After Texas, New Mexico reported the most cases of any state, at 67. One resident of Lea County, by the Texas border, tested positive for measles after dying earlier this year.
In total, 29 states were home to residents with reported cases of measles in the CDC’s latest update: Alaska, Arkansas, California, Colorado, Florida, Georgia, Hawaii, Illinois, Indiana, Kansas, Kentucky, Louisiana, Maryland, Michigan, Minnesota, Missouri, Montana, New Jersey, New Mexico, New York, Ohio, Oklahoma, Pennsylvania, Rhode Island, Tennessee, Texas, Vermont, Virginia, and Washington.
The reason for these recent outbreaks, experts said earlier this year, can likely be traced to declining vaccination rates.
“Measles used to kill, you know, so many children, and we’re starting to see outbreaks again because parents are not getting their kids vaccinated,” Dr. Dale Bratzler, the dean of the University of Oklahoma’s Hudson College of Public Health, told Nexstar’s KFOR.
Amesh Adalja of Johns Hopkins University, speaking with the Agence France-Presse, had also said the Gaines County area in Texas had among the “lowest rates of vaccination in the state” — which he likened to “kindling for such outbreaks.”

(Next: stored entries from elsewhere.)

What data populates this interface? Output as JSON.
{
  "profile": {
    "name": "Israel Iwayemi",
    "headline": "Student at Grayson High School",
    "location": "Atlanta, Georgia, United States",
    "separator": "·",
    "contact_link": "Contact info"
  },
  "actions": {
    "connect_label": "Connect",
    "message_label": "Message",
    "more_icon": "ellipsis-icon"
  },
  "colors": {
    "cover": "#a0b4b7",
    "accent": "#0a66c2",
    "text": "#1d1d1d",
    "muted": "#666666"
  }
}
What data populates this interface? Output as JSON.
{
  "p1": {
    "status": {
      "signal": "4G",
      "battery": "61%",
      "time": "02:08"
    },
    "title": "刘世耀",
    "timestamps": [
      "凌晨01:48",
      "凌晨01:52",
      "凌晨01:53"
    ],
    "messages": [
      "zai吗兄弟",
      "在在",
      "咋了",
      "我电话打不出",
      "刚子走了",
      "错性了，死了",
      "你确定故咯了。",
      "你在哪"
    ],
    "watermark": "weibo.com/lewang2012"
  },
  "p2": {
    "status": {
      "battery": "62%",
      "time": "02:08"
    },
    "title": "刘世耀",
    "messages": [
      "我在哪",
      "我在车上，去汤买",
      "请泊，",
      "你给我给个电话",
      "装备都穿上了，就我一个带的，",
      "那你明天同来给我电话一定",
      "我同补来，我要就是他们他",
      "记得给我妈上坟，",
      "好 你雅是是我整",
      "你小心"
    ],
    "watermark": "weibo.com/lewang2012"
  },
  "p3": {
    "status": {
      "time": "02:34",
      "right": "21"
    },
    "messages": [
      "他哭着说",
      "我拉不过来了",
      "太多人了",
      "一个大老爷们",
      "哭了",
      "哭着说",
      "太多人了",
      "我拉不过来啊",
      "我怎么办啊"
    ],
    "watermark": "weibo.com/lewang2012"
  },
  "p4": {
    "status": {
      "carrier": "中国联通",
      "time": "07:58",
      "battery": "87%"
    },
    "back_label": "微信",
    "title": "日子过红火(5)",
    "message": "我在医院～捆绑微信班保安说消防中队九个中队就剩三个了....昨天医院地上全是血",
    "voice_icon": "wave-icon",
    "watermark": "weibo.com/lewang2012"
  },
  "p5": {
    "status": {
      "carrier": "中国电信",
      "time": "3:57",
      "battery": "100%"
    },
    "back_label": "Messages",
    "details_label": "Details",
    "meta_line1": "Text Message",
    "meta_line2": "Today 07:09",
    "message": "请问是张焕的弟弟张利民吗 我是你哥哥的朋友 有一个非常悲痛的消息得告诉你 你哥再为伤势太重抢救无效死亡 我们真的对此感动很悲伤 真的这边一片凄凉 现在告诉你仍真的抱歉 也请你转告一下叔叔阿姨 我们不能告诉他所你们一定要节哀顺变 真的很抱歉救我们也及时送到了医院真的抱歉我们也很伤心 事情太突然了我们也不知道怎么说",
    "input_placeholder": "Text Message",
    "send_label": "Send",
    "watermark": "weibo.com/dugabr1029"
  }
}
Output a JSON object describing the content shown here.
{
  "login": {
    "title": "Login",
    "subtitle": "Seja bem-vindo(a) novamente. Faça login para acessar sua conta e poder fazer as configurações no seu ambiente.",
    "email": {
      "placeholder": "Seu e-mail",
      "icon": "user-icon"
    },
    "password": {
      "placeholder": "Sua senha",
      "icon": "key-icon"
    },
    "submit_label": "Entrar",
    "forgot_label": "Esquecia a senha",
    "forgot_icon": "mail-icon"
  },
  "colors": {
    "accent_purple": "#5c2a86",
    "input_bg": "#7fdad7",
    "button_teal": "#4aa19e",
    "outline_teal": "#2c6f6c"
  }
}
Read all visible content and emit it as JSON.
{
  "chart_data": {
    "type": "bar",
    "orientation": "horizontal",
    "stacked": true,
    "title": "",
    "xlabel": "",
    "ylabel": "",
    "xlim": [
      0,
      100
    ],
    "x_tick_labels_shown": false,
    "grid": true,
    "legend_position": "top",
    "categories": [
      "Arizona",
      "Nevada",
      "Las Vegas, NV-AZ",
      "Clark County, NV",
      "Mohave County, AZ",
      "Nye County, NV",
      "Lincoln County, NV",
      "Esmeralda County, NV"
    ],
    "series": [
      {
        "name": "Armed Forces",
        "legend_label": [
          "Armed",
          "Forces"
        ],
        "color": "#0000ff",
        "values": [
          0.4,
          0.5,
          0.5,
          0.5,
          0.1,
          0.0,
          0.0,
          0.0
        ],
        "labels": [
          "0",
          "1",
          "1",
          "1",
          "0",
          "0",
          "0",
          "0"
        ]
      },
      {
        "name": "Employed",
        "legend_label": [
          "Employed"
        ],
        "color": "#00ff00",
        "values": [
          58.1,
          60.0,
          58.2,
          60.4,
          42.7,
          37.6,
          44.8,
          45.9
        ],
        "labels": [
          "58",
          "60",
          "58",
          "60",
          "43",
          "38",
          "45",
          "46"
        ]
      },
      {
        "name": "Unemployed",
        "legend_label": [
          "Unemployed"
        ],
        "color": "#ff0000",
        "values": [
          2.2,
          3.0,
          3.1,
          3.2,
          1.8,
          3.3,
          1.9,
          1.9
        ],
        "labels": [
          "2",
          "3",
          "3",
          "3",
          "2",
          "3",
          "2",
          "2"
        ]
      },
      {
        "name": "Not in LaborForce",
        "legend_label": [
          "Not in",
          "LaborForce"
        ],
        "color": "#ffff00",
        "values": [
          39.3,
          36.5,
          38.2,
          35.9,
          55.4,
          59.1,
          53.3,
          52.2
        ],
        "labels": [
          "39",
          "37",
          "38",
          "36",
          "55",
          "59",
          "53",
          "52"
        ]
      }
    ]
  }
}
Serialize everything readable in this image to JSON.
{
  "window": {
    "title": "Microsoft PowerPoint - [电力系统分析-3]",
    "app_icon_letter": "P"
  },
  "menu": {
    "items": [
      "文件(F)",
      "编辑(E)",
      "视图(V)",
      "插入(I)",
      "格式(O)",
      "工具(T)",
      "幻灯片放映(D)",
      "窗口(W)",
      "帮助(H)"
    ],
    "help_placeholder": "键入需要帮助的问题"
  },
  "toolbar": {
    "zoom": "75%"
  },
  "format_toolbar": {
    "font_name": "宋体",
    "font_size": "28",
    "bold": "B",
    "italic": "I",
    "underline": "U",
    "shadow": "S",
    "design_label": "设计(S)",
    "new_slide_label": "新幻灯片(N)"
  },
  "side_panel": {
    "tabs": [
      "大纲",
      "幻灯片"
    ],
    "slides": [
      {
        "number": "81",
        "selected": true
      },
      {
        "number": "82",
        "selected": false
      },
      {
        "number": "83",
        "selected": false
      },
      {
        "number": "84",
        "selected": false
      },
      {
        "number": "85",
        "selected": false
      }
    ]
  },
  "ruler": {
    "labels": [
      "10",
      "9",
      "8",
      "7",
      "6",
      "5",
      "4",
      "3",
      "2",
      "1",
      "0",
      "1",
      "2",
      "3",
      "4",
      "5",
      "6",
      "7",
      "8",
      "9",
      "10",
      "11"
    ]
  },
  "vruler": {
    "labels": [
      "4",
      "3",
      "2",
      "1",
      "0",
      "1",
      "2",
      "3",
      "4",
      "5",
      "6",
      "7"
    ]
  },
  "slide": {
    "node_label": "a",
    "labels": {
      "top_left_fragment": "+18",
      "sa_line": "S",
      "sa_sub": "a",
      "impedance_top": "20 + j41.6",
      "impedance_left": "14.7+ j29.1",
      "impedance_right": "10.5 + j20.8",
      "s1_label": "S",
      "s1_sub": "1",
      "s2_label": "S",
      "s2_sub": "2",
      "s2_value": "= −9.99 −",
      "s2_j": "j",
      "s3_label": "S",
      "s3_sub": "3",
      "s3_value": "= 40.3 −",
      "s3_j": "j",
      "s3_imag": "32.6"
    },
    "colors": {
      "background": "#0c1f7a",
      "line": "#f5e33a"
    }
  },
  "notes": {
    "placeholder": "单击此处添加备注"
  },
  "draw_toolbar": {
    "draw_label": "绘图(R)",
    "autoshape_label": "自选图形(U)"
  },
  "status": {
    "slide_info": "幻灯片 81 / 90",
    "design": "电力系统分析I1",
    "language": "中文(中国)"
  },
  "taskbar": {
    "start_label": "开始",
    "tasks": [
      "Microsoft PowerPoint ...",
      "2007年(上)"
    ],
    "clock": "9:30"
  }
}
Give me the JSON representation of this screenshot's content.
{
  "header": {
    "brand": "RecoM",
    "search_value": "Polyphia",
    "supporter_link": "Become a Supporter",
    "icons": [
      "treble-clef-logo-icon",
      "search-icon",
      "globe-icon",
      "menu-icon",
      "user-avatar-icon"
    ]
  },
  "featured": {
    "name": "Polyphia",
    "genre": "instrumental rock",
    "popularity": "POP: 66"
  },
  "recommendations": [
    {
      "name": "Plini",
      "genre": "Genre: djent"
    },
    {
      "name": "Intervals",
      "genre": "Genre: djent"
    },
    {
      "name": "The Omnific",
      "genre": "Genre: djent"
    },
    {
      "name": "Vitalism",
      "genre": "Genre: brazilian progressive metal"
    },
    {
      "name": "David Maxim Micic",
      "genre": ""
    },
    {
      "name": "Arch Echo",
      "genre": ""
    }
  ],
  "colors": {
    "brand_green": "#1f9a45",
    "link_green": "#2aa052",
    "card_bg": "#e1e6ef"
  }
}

Even a vaccination rate of below approximately 95% increases the risk of outbreaks, the World Health Organization warns, because herd immunity is only achieved at that rate.
“When the population rate of vaccination starts to fall below 95%, you’re going to have outbreaks,” Dr. Bratzler said.
The CDC, on its measles webpage, also noted that vaccination coverage among kindergarteners has dipped in the U.S., from 95.2% before the 2019 school year to 92.7% ahead of the 2023 school year.
In a briefing last month, Dr. William Moss, an epidemiology professor at the Johns Hopkins Bloomberg School of Public Health, said he believes measles will continue to spread as long as susceptible communities exist.
“I like to think of this like a forest fire with sparks spreading out,” Moss said. “If those sparks land in a community with low vaccine coverage, we’re going to see a larger measles outbreak. If it lands in a community with high vaccine coverage, we may only see one or a few cases.”
The best way to avoid transmission remains two doses of a measles or MMR vaccine, according to the CDC, the World Health Organization, and the majority of infectious disease experts.